A postura da Infraero, no enfrentamento das dificuldades impostas à empresa pela concessão de aeroportos e a crise financeira mundial, está sendo avaliada por parte de seus empregados e também pelo Sindicato Nacional dos Aeroportuários (Sina) como algo que lembra o perigoso jogo Baleia Azul. No jogo virtual, os participantes recebem desafios a cumprir e são, na última etapa, incitados ao suicídio.

Recentemente, a empresa reabriu o Programa de Incentivo à Transferência ou à Aposentadoria (PDITA) e o Desligamento Incentivado a Pedido (DIN). A adesão de aeroportuários com cargos de gestores foi acima do esperado, reforçando o cenário de dúvidas entre os trabalhadores que se mantêm na empresa, num clima de insegurança nefasto.

Na quinta-feira da semana passada (25/5), o Sina participou da primeira rodada de negociação com a Infraero da data-base 2017. Sem sombra de dúvidas, nos 44 anos da Infraero comemorados nessa quarta-feira (31/5), e durante os 28 anos de existência do Sindicato, essa foi definitivamente a pior rodada de negociação da história dos aeroportuários.

A proposta da direção da Infraero para salvar a estatal de seu fim do mundo é a de retirar direitos, regredir salários. Os diretores da Infraero não chegaram a apresentar uma contraproposta formal à pauta de reivindicação entregue pelo Sina, mas os negociadores da empresa, dentre eles o diretor de Gestão, Marx Rodrigues, deixaram claro que a Infraero irá, de forma contundente, na próxima reunião, defender a redução de direitos dos aeroportuários e a aplicação de reajustes diferenciados conforme a faixa salarial. Querem rediscutir talões extras de vale alimentação, adicional noturno, adicional de horas extras, além de remodelar o plano de saúde. Afora as ameaças, foi uma reunião desfocada e abstrata, pela postura dos patrões.
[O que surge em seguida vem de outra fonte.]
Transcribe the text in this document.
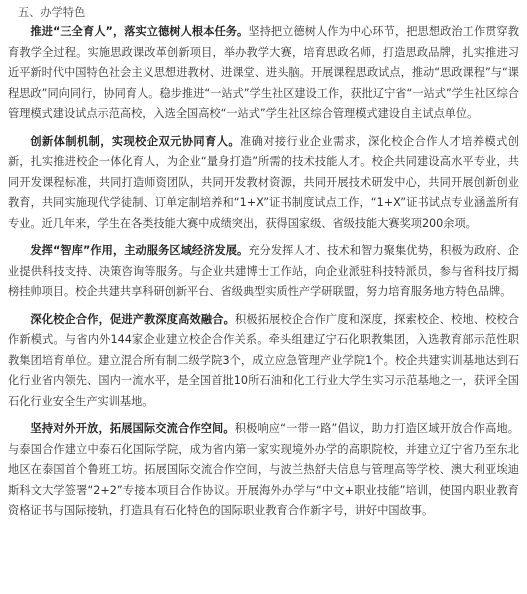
五、办学特色

推进“三全育人”，落实立德树人根本任务。坚持把立德树人作为中心环节，把思想政治工作贯穿教育教学全过程。实施思政课改革创新项目，举办教学大赛，培育思政名师，打造思政品牌，扎实推进习近平新时代中国特色社会主义思想进教材、进课堂、进头脑。开展课程思政试点，推动“思政课程”与“课程思政”同向同行，协同育人。稳步推进“一站式”学生社区建设工作，获批辽宁省“一站式”学生社区综合管理模式建设试点示范高校，入选全国高校“一站式”学生社区综合管理模式建设自主试点单位。

创新体制机制，实现校企双元协同育人。准确对接行业企业需求，深化校企合作人才培养模式创新，扎实推进校企一体化育人，为企业“量身打造”所需的技术技能人才。校企共同建设高水平专业，共同开发课程标准，共同打造师资团队，共同开发教材资源，共同开展技术研发中心，共同开展创新创业教育，共同实施现代学徒制、订单定制培养和“1+X”证书制度试点工作，“1+X”证书试点专业涵盖所有专业。近几年来，学生在各类技能大赛中成绩突出，获得国家级、省级技能大赛奖项200余项。

发挥“智库”作用，主动服务区域经济发展。充分发挥人才、技术和智力聚集优势，积极为政府、企业提供科技支持、决策咨询等服务。与企业共建博士工作站，向企业派驻科技特派员，参与省科技厅揭榜挂帅项目。校企共建共享科研创新平台、省级典型实质性产学研联盟，努力培育服务地方特色品牌。

深化校企合作，促进产教深度高效融合。积极拓展校企合作广度和深度，探索校企、校地、校校合作新模式。与省内外144家企业建立校企合作关系。牵头组建辽宁石化职教集团，入选教育部示范性职教集团培育单位。建立混合所有制二级学院3个，成立应急管理产业学院1个。校企共建实训基地达到石化行业省内领先、国内一流水平，是全国首批10所石油和化工行业大学生实习示范基地之一，获评全国石化行业安全生产实训基地。

坚持对外开放，拓展国际交流合作空间。积极响应“一带一路”倡议，助力打造区域开放合作高地。与泰国合作建立中泰石化国际学院，成为省内第一家实现境外办学的高职院校，并建立辽宁省乃至东北地区在泰国首个鲁班工坊。拓展国际交流合作空间，与波兰热舒夫信息与管理高等学校、澳大利亚埃迪斯科文大学签署“2+2”专接本项目合作协议。开展海外办学与“中文+职业技能”培训，使国内职业教育资格证书与国际接轨，打造具有石化特色的国际职业教育合作新字号，讲好中国故事。
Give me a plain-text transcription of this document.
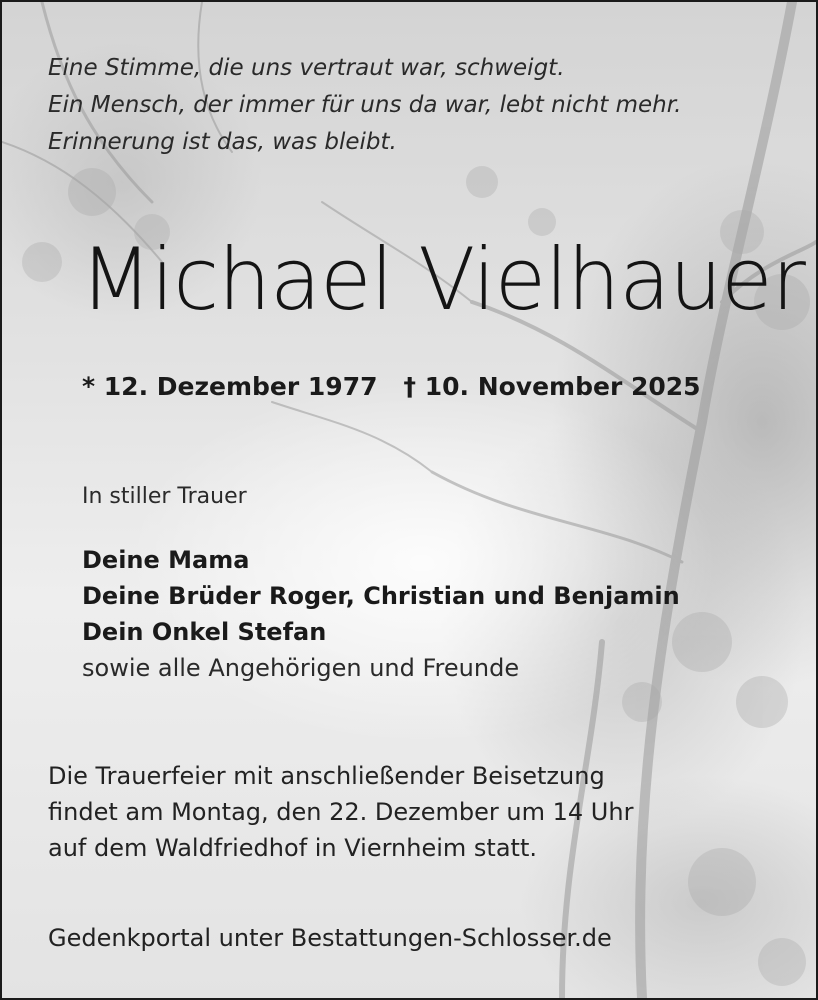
Eine Stimme, die uns vertraut war, schweigt.
Ein Mensch, der immer für uns da war, lebt nicht mehr.
Erinnerung ist das, was bleibt.
Michael Vielhauer
* 12. Dezember 1977 † 10. November 2025
In stiller Trauer
Deine Mama
Deine Brüder Roger, Christian und Benjamin
Dein Onkel Stefan
sowie alle Angehörigen und Freunde
Die Trauerfeier mit anschließender Beisetzung
findet am Montag, den 22. Dezember um 14 Uhr
auf dem Waldfriedhof in Viernheim statt.
Gedenkportal unter Bestattungen-Schlosser.de
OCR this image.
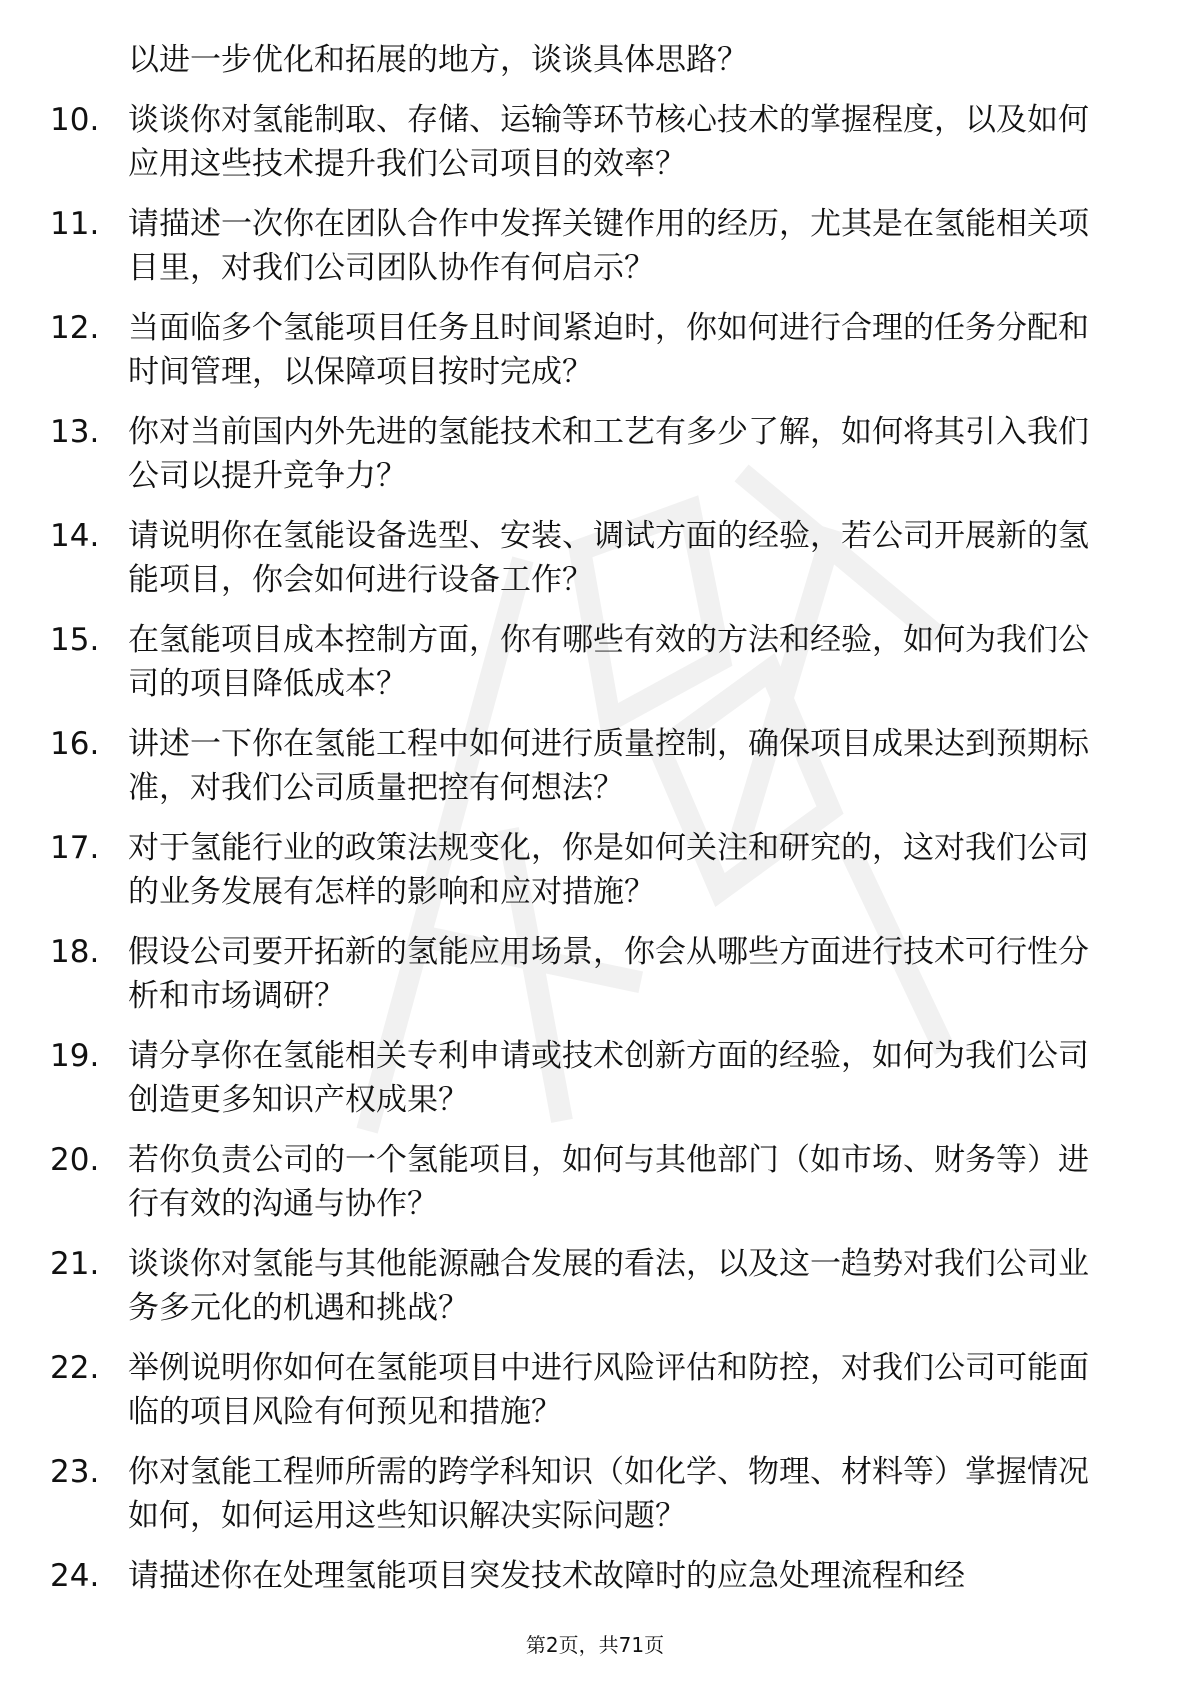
以进一步优化和拓展的地方，谈谈具体思路？
10. 谈谈你对氢能制取、存储、运输等环节核心技术的掌握程度，以及如何应用这些技术提升我们公司项目的效率？
11. 请描述一次你在团队合作中发挥关键作用的经历，尤其是在氢能相关项目里，对我们公司团队协作有何启示？
12. 当面临多个氢能项目任务且时间紧迫时，你如何进行合理的任务分配和时间管理，以保障项目按时完成？
13. 你对当前国内外先进的氢能技术和工艺有多少了解，如何将其引入我们公司以提升竞争力？
14. 请说明你在氢能设备选型、安装、调试方面的经验，若公司开展新的氢能项目，你会如何进行设备工作？
15. 在氢能项目成本控制方面，你有哪些有效的方法和经验，如何为我们公司的项目降低成本？
16. 讲述一下你在氢能工程中如何进行质量控制，确保项目成果达到预期标准，对我们公司质量把控有何想法？
17. 对于氢能行业的政策法规变化，你是如何关注和研究的，这对我们公司的业务发展有怎样的影响和应对措施？
18. 假设公司要开拓新的氢能应用场景，你会从哪些方面进行技术可行性分析和市场调研？
19. 请分享你在氢能相关专利申请或技术创新方面的经验，如何为我们公司创造更多知识产权成果？
20. 若你负责公司的一个氢能项目，如何与其他部门（如市场、财务等）进行有效的沟通与协作？
21. 谈谈你对氢能与其他能源融合发展的看法，以及这一趋势对我们公司业务多元化的机遇和挑战？
22. 举例说明你如何在氢能项目中进行风险评估和防控，对我们公司可能面临的项目风险有何预见和措施？
23. 你对氢能工程师所需的跨学科知识（如化学、物理、材料等）掌握情况如何，如何运用这些知识解决实际问题？
24. 请描述你在处理氢能项目突发技术故障时的应急处理流程和经
第2页，共71页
Tal linha de negociação causou muita irritação na direção do Sindicato, a ponto do secretário Financeiro do Sina, Samuel Santos, desabafar nas redes sociais através de um áudio, no mesmo dia, sua revolta e indignação diante do cenário de apocalíptico e contraproducente apresentado pela Infraero na mesa de negociação. Também ao longo dessa semana, a categoria demonstrou, nas redes sociais, sua indignação à outra decisão da empresa, perguntando-se: se a Infraero passa por um cenário tão caótico, o que os diretores da Infraero estão fazendo para contribuir, de forma efetiva, para reverter essa situação? Por que querem tirar direitos conquistados com tanta luta (na história aeroportuária organizada os trabalhadores da Infraero já entraram em greve treze vezes), rasgando um acordo coletivo tão importante, desvalorizando seus funcionários e defendendo que abram mão de salários dignos, benefícios, direitos sociais?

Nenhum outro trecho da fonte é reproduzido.